The mass flow rate is a critical concept in thermodynamics, particularly when analyzing the efficiency of heating systems like water heaters. It represents the amount of mass passing through a certain point in a system per unit time. In the context of our water heater exercise, we calculate the mass flow rate by converting the volumetric flow rate of water supplied to the heater into a mass-based metric. This is done using the equation:

\[\begin{equation}\text{Mass flow rate} = \text{Volumetric flow rate} \times \text{Density} \end{equation}\]

Since we know the density of water at room temperature is approximately 998 kg/m³, we can easily find the mass of the water moving through the heater every second. Understanding the mass flow rate is pivotal because it dictates how much water the heater needs to warm up within a certain time frame.
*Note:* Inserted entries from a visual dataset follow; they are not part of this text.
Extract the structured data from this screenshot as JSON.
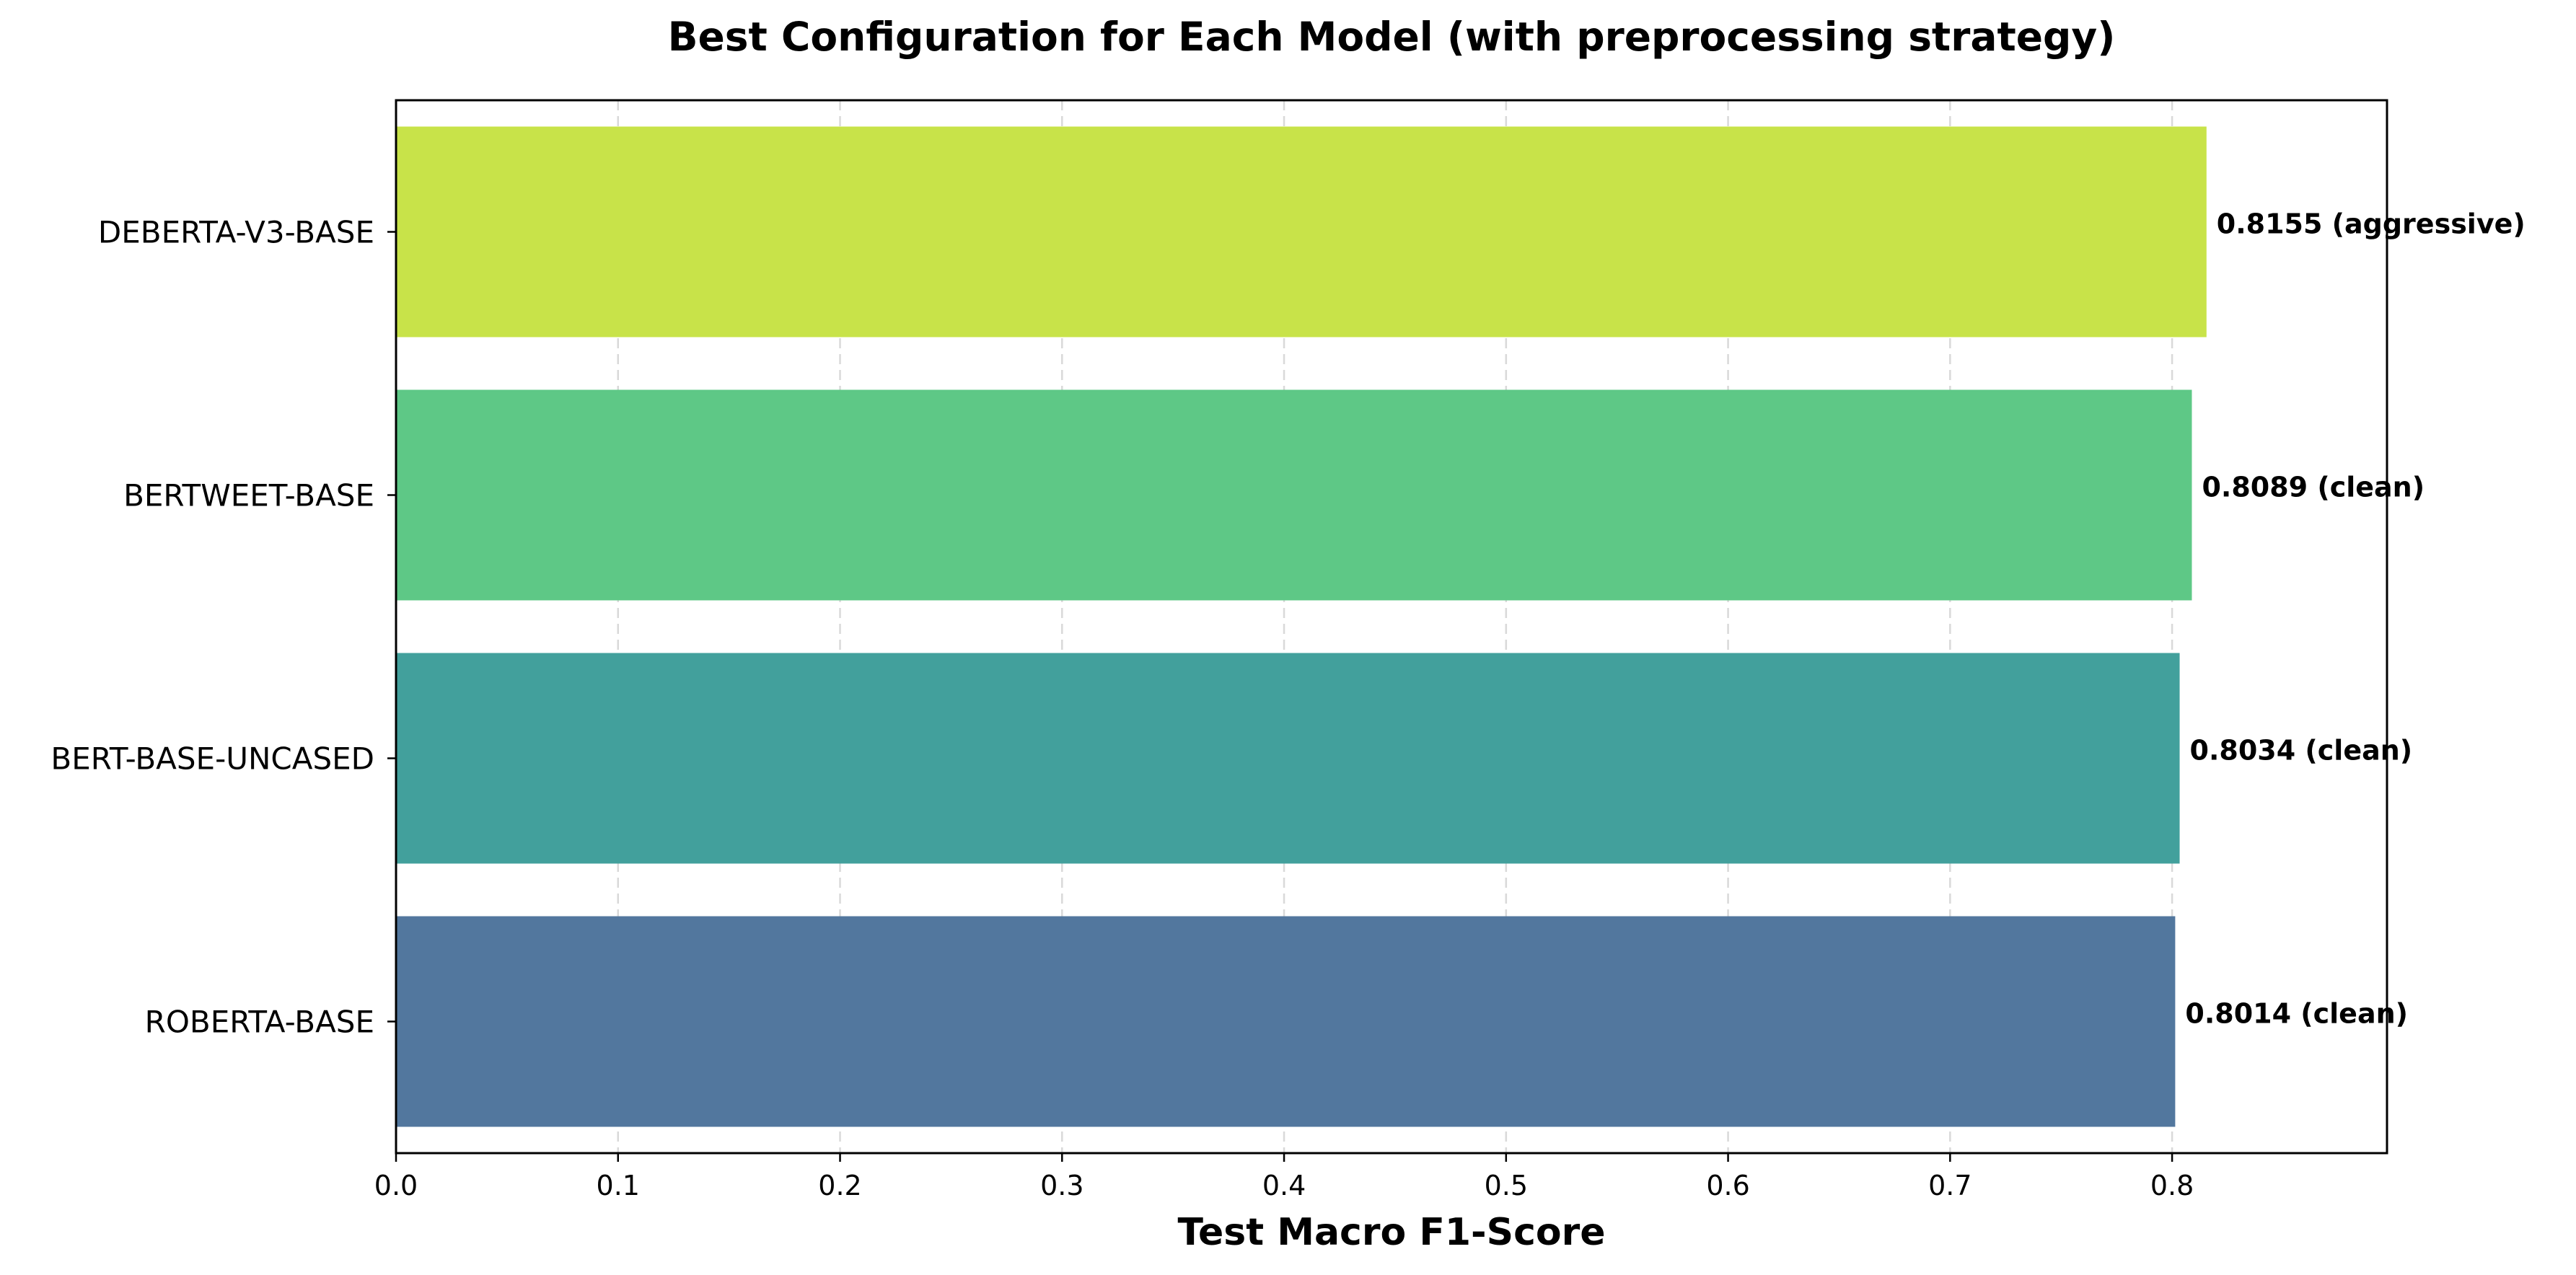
{
  "chart_data": {
    "type": "bar",
    "orientation": "horizontal",
    "title": "Best Configuration for Each Model (with preprocessing strategy)",
    "xlabel": "Test Macro F1-Score",
    "ylabel": "",
    "xlim": [
      0,
      0.8968
    ],
    "x_ticks": [
      "0.0",
      "0.1",
      "0.2",
      "0.3",
      "0.4",
      "0.5",
      "0.6",
      "0.7",
      "0.8"
    ],
    "grid": "vertical dashed",
    "categories": [
      "DEBERTA-V3-BASE",
      "BERTWEET-BASE",
      "BERT-BASE-UNCASED",
      "ROBERTA-BASE"
    ],
    "values": [
      0.8155,
      0.8089,
      0.8034,
      0.8014
    ],
    "data_labels": [
      "0.8155 (aggressive)",
      "0.8089 (clean)",
      "0.8034 (clean)",
      "0.8014 (clean)"
    ],
    "colors": [
      "#c8e349",
      "#5ec886",
      "#42a09c",
      "#52779e"
    ]
  }
}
Therefore, it directly influences the design and power requirements of the heating element to achieve the desired temperature rise.

Specific Heat

Specific heat, often denoted as 'c,' is a property that describes the amount of heat required to raise the temperature of a unit mass of a substance by a unit of temperature (usually one degree Celsius or Kelvin). The specific heat of water is quite high, around 4,184 Joules per kilogram Kelvin, which means it takes a significant amount of energy to change its temperature.

This inherent characteristic of water affects calculations for heating systems. For instance, when determining the power rating for our resistance heater, we used the specific heat of water in the equation:

\[\begin{equation}\text{Power} = \text{Mass flow rate} \times \text{Specific heat} \times \Delta \text{Temperature} \end{equation}\]

The specific heat value is essential here because it quantifies the energy needed per kilogram of water to achieve the 28°C temperature rise stated in the exercise. It is a fundamental parameter that allows us to translate a temperature change into an energy requirement.

Heat Transfer

Heat transfer is the process of thermal energy moving from a warmer area to a cooler area. It plays an integral role in systems like water heaters, where we want to raise the temperature of water by transferring heat from an electric resistor to the water. In our exercise, we're looking at how much heat the water absorbs as it flows through the heater.

There are three modes of heat transfer: conduction, convection, and radiation. However, for the insulated pipe scenario, we focus primarily on conduction and convection, as the pipe's insulation limits the impact of radiation. When calculating the power requirement for the heater, we essentially determine how much energy the water must receive (via conduction from the resistor and subsequent convection within the water) to achieve the target temperature. The power, then, can be thought of as the rate of heat transfer required to maintain the desired water heating rate, as defined by the mass flow rate and specific heat of water.